The next morning, the old boy’s wife was sitting tousle-haired, in her night-dress and slippers, on the sofa occupying the northwest corner of the room and, with a look that was still somewhat unsteady from an abrupt awakening, made the following statement:

“I had an odd dream.”

“Not that I remember it precisely in every detail,” she continued.

“The main thing was that I was working in a huge catering complex. It was six storeys high and built of red brick, like a — hang on … like a prison. Yes, of course. Music was blaring out on every floor, mainly gypsy music. I was assigned to the roof terrace. It was packed.

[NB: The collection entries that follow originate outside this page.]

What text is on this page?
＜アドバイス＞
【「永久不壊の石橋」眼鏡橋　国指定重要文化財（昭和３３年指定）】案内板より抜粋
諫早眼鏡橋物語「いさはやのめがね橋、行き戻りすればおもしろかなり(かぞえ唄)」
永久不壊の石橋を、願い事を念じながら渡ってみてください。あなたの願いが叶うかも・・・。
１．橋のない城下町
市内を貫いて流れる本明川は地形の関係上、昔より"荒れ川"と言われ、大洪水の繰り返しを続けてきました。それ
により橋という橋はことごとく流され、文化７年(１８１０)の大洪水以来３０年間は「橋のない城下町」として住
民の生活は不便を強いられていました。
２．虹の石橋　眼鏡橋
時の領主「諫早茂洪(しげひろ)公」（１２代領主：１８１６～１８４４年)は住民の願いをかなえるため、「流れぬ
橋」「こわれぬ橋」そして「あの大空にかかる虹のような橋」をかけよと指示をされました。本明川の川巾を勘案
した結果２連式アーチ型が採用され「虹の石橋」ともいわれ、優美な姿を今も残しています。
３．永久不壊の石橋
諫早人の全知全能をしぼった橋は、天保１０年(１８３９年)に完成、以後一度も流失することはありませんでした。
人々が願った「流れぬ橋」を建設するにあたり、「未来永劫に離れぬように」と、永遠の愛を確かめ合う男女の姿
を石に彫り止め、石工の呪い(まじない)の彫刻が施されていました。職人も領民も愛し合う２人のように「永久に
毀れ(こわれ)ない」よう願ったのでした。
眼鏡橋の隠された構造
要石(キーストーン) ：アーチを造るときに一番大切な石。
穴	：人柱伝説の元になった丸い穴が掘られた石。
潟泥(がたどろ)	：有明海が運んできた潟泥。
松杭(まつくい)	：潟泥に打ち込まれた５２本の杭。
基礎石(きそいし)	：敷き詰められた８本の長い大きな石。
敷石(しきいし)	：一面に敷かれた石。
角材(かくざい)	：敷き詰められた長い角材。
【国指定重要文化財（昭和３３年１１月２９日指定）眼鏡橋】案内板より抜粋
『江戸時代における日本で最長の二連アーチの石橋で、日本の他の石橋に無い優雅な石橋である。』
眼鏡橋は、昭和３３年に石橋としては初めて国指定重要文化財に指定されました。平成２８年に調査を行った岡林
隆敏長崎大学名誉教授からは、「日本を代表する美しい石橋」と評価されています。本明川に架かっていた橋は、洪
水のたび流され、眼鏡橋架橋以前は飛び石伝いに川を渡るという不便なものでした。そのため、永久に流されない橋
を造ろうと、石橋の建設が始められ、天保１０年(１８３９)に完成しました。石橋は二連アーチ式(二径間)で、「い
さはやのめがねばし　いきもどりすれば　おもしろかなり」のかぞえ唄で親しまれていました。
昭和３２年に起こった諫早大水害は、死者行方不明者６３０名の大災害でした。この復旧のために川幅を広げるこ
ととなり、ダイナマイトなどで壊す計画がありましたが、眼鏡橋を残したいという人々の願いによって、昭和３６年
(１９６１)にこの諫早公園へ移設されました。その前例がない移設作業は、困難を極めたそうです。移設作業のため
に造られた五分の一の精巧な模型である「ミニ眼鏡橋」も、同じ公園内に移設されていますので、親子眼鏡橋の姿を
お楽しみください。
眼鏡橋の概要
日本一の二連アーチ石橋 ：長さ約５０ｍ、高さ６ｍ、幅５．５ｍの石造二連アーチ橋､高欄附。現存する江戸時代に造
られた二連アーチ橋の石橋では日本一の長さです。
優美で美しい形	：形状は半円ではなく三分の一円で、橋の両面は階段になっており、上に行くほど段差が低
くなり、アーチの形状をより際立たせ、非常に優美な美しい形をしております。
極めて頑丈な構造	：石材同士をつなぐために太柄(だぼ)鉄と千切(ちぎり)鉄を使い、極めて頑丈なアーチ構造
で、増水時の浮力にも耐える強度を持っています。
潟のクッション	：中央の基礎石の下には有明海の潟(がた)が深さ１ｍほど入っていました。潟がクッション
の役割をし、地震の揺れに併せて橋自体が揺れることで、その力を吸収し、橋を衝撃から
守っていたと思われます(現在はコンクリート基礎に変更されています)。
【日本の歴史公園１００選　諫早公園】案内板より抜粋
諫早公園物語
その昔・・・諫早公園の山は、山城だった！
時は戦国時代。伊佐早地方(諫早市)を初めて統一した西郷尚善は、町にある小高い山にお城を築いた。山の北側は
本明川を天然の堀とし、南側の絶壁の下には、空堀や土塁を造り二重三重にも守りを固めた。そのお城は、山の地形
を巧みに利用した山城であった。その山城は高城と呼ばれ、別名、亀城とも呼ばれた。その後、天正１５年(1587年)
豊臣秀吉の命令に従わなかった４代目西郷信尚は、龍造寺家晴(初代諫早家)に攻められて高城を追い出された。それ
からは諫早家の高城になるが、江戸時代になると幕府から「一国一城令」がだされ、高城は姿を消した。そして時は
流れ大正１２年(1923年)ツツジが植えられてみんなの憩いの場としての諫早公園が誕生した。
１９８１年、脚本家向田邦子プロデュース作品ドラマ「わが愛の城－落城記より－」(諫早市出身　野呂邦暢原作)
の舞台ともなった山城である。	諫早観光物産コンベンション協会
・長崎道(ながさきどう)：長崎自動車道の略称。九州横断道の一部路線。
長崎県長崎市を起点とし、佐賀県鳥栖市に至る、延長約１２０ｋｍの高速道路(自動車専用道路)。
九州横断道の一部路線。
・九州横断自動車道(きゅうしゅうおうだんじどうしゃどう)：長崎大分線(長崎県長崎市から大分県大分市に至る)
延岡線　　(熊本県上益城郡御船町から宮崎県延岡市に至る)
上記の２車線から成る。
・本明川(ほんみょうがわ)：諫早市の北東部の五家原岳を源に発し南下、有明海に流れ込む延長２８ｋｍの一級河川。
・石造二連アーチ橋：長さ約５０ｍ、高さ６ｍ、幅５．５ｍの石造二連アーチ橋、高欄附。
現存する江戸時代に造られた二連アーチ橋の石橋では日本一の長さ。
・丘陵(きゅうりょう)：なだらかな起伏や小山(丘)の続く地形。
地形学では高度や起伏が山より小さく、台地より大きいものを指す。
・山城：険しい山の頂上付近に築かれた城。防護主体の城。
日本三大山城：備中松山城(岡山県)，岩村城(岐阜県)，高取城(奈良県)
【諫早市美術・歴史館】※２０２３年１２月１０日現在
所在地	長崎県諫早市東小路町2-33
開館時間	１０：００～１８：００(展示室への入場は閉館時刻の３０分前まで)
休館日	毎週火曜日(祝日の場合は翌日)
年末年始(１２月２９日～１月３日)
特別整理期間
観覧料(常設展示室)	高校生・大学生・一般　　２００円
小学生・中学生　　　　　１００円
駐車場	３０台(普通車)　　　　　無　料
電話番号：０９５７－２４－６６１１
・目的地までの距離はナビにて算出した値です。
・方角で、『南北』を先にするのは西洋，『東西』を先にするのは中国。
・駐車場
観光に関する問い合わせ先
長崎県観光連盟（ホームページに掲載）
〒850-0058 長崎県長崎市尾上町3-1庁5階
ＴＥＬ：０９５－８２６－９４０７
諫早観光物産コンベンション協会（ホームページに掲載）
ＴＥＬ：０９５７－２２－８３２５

I was carrying dishes, those heavy Pyrex ones, I couldn’t get the twelve bottles of beer off my tray. The kitchen was on the ground floor; everything had to be carried up from there, and there were hardly any staff. We were behind with the orders, the people at the tables were bawling their demands, the ashtrays were full of cigarette butts, a lot of drink had been spilled on the grease-spattered tablecloths and was dripping onto the floor. There was such a peculiar reddish light, like you sometimes see at twilight in the summer. I was rushing from one customer to another, sweat was pouring off me, but at the same time I had the feeling that somehow none of it had anything to do with me.